The identification of a primary mucosal lesion in the patient who present with a cervical nodal metastasis has several clinical benefits. First, it permits the complete surgical excision of the primary cancer. Wide local excision with neck dissection may alone be curative in some cases without the need for radiation therapy. In the setting of more aggressive disease for which radiation is indicated, the identification of a primary site can influence treatment delivery and may preclude the need for wide filed coverage of Waldeyer's ring, or the larynx.5 If the contralateral parotid gland and nasopharnx can be spared, severe xerostomia and related delayed complications may be reduced. However, this would clearly not be desirable for a patient who has metastatic spread from a contralateral primary site in the tonsil. Thus, the certain identification of primary lesion helps to accurately direct the focus of radiations therapy.
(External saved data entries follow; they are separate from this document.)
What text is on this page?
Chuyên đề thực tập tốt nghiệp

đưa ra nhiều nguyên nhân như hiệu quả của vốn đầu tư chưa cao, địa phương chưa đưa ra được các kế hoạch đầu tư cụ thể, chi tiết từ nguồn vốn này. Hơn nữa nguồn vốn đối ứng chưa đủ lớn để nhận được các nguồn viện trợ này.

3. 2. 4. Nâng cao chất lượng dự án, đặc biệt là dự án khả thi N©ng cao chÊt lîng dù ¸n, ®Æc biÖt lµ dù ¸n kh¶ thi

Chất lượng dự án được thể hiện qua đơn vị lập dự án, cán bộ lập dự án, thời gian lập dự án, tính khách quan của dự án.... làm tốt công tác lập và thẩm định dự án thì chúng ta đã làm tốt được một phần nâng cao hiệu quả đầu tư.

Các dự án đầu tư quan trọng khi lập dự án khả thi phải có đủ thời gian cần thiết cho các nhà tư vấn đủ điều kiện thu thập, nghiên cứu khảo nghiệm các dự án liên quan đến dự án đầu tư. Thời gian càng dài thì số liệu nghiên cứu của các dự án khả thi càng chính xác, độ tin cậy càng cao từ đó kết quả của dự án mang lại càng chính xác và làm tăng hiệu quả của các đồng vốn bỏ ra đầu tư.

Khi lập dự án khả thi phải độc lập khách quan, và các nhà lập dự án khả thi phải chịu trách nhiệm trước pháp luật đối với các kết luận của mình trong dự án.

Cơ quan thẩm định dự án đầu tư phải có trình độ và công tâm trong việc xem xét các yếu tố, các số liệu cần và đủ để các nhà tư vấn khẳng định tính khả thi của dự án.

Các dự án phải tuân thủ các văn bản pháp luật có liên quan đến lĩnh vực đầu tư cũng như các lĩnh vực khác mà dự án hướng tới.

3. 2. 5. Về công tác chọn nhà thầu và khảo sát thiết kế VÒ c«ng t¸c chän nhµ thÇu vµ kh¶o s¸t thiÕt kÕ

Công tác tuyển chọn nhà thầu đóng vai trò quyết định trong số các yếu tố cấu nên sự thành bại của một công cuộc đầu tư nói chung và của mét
Finally, the identification a primary lesion assists the oncologist in postreatment surveillance for recurrent disease by focusing attention to the known primary site. For all of these reasons it is quite desirable that the primary site be identified.
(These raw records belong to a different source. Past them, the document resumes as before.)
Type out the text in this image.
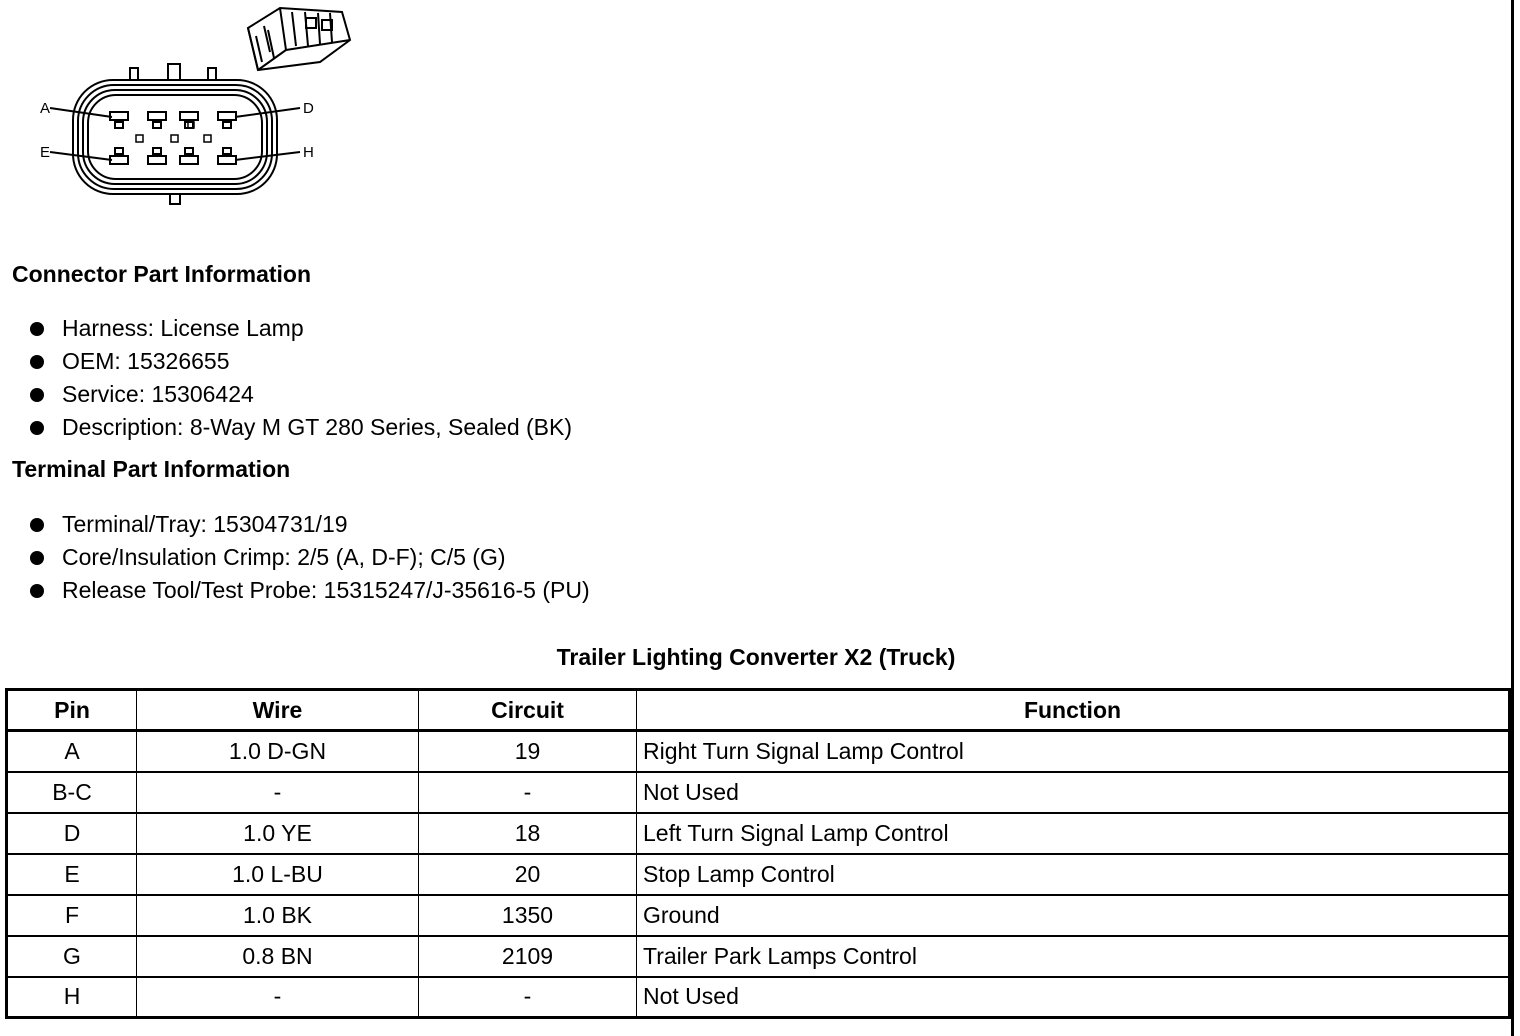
A
E
D
H
Connector Part Information
Harness: License Lamp
OEM: 15326655
Service: 15306424
Description: 8-Way M GT 280 Series, Sealed (BK)
Terminal Part Information
Terminal/Tray: 15304731/19
Core/Insulation Crimp: 2/5 (A, D-F); C/5 (G)
Release Tool/Test Probe: 15315247/J-35616-5 (PU)
Trailer Lighting Converter X2 (Truck)
Pin	Wire	Circuit	Function
A	1.0 D-GN	19	Right Turn Signal Lamp Control
B-C	-	-	Not Used
D	1.0 YE	18	Left Turn Signal Lamp Control
E	1.0 L-BU	20	Stop Lamp Control
F	1.0 BK	1350	Ground
G	0.8 BN	2109	Trailer Park Lamps Control
H	-	-	Not Used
Bilateral tonsillectomy adds little by way of morbidity to a unilateral excision. If it reveals the primary site in even 10% of cases, bilateral tonsillectomy would be a highly useful measure. Based on our experience, it is advised that every patient who presents with cervical metastasis of head and neck SCC without obvious primary mucosal disease and in whom the palatine tonsils are present undergo a bilateral tonsillectomy.